Karlsruhe muss später als zunächst gedacht weitere Flüchtlinge aus der Ukraine aufnehmen. Ab dieser Woche hatte das Land der Stadt jeden Tag 50 Schutzsuchende zuteilen wollen.
„An diesem Montag kam noch niemand an“, bilanziert Sozialbürgermeister Martin Lenz (SPD). Und in den nächsten Tagen wird sich daran wohl nichts ändern: „Nach Angaben des Landes beginnt die tägliche Zuweisung Montag nächster Woche.“ Dies verschaffe der Stadt Luft.
Schätzungen zufolge 2.500 Flüchtlinge in der Stadt
Nach Schätzungen von Lenz sind bisher gut 2.500 geflüchtete Ukrainer in Karlsruhe angekommen, die privat oder in Hotels untergebracht sind. „Das private Netzwerk leistet Unvorstellbares“, so der Dezernent.
Wenige Familien hätten sich bisher an die Stadt gewandt und um eine Folgeunterbringung gebeten. Derweil organisiert die Stadt weiter Unterkünfte, um für die künftig vom Land zugeteilten Menschen gerüstet zu sein. „Jede Woche brauchen wir bei einer Zuteilung von Montag bis Freitag dann 250 Plätze“, so Lenz. Bisher seien 500 Betten in Hotels reserviert.
Im nächsten Schritt sollen dann das schon länger von der Verwaltung geräumte Rathaus West, die einstige Feuerwache sowie ein früheres Altenheim in Neureut belegt werden. Weitere Immobilien seien schon im Blick. „Die Gespräche laufen, dabei sind auch baurechtliche und brandschutztechnische Fragen zu klären“, betont Lenz.

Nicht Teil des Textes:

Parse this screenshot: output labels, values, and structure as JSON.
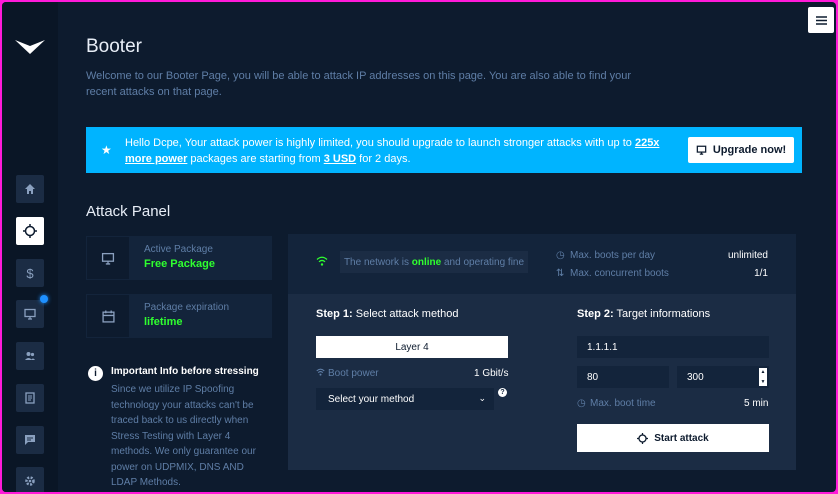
{
  "page": {
    "title": "Booter",
    "intro": "Welcome to our Booter Page, you will be able to attack IP addresses on this page. You are also able to find your recent attacks on that page."
  },
  "alert": {
    "text_1": "Hello Dcpe, Your attack power is highly limited, you should upgrade to launch stronger attacks with up to ",
    "link_1": "225x more power",
    "text_2": " packages are starting from ",
    "link_2": "3 USD",
    "text_3": " for 2 days.",
    "upgrade_label": "Upgrade now!"
  },
  "section": {
    "title": "Attack Panel"
  },
  "package": {
    "active_label": "Active Package",
    "active_value": "Free Package",
    "expiration_label": "Package expiration",
    "expiration_value": "lifetime"
  },
  "info": {
    "title": "Important Info before stressing",
    "text": "Since we utilize IP Spoofing technology your attacks can't be traced back to us directly when Stress Testing with Layer 4 methods. We only guarantee our power on UDPMIX, DNS AND LDAP Methods."
  },
  "network": {
    "prefix": "The network is ",
    "status": "online",
    "suffix": " and operating fine"
  },
  "stats": {
    "max_boots_label": "Max. boots per day",
    "max_boots_value": "unlimited",
    "max_concurrent_label": "Max. concurrent boots",
    "max_concurrent_value": "1/1"
  },
  "step1": {
    "prefix": "Step 1:",
    "label": " Select attack method",
    "layer_label": "Layer 4",
    "boot_power_label": "Boot power",
    "boot_power_value": "1 Gbit/s",
    "method_placeholder": "Select your method"
  },
  "step2": {
    "prefix": "Step 2:",
    "label": " Target informations",
    "ip": "1.1.1.1",
    "port": "80",
    "time": "300",
    "max_boot_label": "Max. boot time",
    "max_boot_value": "5 min",
    "start_label": "Start attack"
  },
  "icons": [
    "logo-icon",
    "home-icon",
    "crosshair-icon",
    "dollar-icon",
    "monitor-icon",
    "users-icon",
    "book-icon",
    "chat-icon",
    "gear-icon",
    "menu-icon",
    "star-icon",
    "wifi-icon",
    "calendar-icon",
    "info-icon",
    "clock-icon",
    "sort-icon",
    "chevron-down-icon",
    "help-icon"
  ],
  "colors": {
    "accent": "#00b4ff",
    "success": "#2fff2f",
    "background": "#0d1b2e",
    "frame": "#ff1ad9"
  }
}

„Stand heute haben wir bis Ostern genügend Kapazitäten“, sagt der Sozialbürgermeister, der unbedingt Feldbetten in Sporthallen vermeiden will. „Das entspräche nicht unseren Standards“, machte er früh klar. Außerdem wolle er nach vielen Corona-Zwangspausen die Bürger nicht um ihre Sportstunden bringen.

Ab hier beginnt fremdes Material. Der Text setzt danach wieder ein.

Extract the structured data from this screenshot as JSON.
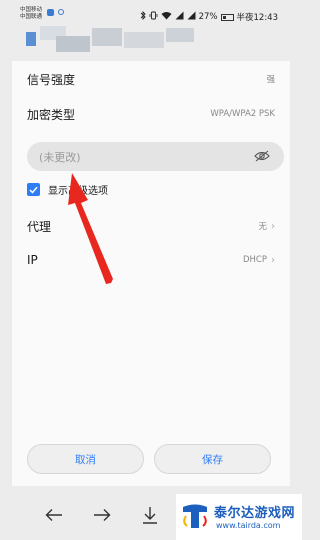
{
  "status_bar": {
    "carrier1": "中国移动",
    "carrier2": "中国联通",
    "icons": [
      "bluetooth-icon",
      "vibrate-icon",
      "wifi-icon",
      "signal-icon",
      "signal-icon",
      "alarm-icon"
    ],
    "battery_percent": "27%",
    "time": "半夜12:43"
  },
  "dialog": {
    "signal_strength": {
      "label": "信号强度",
      "value": "强"
    },
    "encryption": {
      "label": "加密类型",
      "value": "WPA/WPA2 PSK"
    },
    "password": {
      "placeholder": "(未更改)"
    },
    "advanced_option": {
      "label": "显示高级选项",
      "checked": true
    },
    "proxy": {
      "label": "代理",
      "value": "无"
    },
    "ip": {
      "label": "IP",
      "value": "DHCP"
    },
    "cancel_label": "取消",
    "save_label": "保存"
  },
  "toolbar": {
    "icons": [
      "back-arrow-icon",
      "forward-arrow-icon",
      "download-icon"
    ]
  },
  "watermark": {
    "title": "泰尔达游戏网",
    "url": "www.tairda.com"
  },
  "colors": {
    "accent": "#2f7df6",
    "arrow": "#e8281e",
    "background": "#ececec",
    "dialog": "#fafafa"
  }
}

Gespräche mit der Arbeitsagentur
Dem bundesweiten Verteilschlüssel zufolge muss Karlsruhe bis zu 3.500 Flüchtlinge aus der Ukraine aufnehmen. Für die Stadt ist das Neuland: Als Standort einer Landeserstaufnahmestelle (LEA) war man bisher von der längerfristigen Unterbringung von Asylsuchenden befreit.
Die LEA wiederum wird vom Land beziehungsweise dem Regierungspräsidium verantwortet, die auch die Bettenstadt in der dm-Arena eingerichtet haben. Auch dort sind bisher weniger Menschen angekommen als zunächst gedacht.
Ein Unsicherheitsfaktor bleibt somit ebenso für die Stadt. „Würden wir die Kapazitäten jetzt nicht aufbauen, die Menschen kämen aber, würde man uns das zu Recht vorwerfen“, so Lenz. Bleiben die Zimmer am Ende leer, entstünde zwar ein wirtschaftlicher, aber kein menschlicher Schaden.
Bei der Statistik der bereits in Karlsruhe angekommenen Ukrainer geht die Stadt von einer Dunkelziffer aus: Nicht jeder, der bei Freunden oder Bekannten unterkam, habe sich schon registriert. „Bei der Sozialbehörde gingen über 800 Anträge auf Sozialleistungen ein“, so Lenz. Nach Angaben von Sozialamtschef Torsten Klein verbergen sich hinter jedem Antrag im Schnitt 2,5 Personen. Die Mitarbeiter von Lenz beobachten, dass viele Geflüchtete schnell arbeiten wollen.
„Dafür braucht es eine Registrierung“, so Lenz. Er befinde sich derzeit im Gespräch mit der Arbeitsagentur, um die rasche Vermittlung in den Arbeitsmarkt zu starten.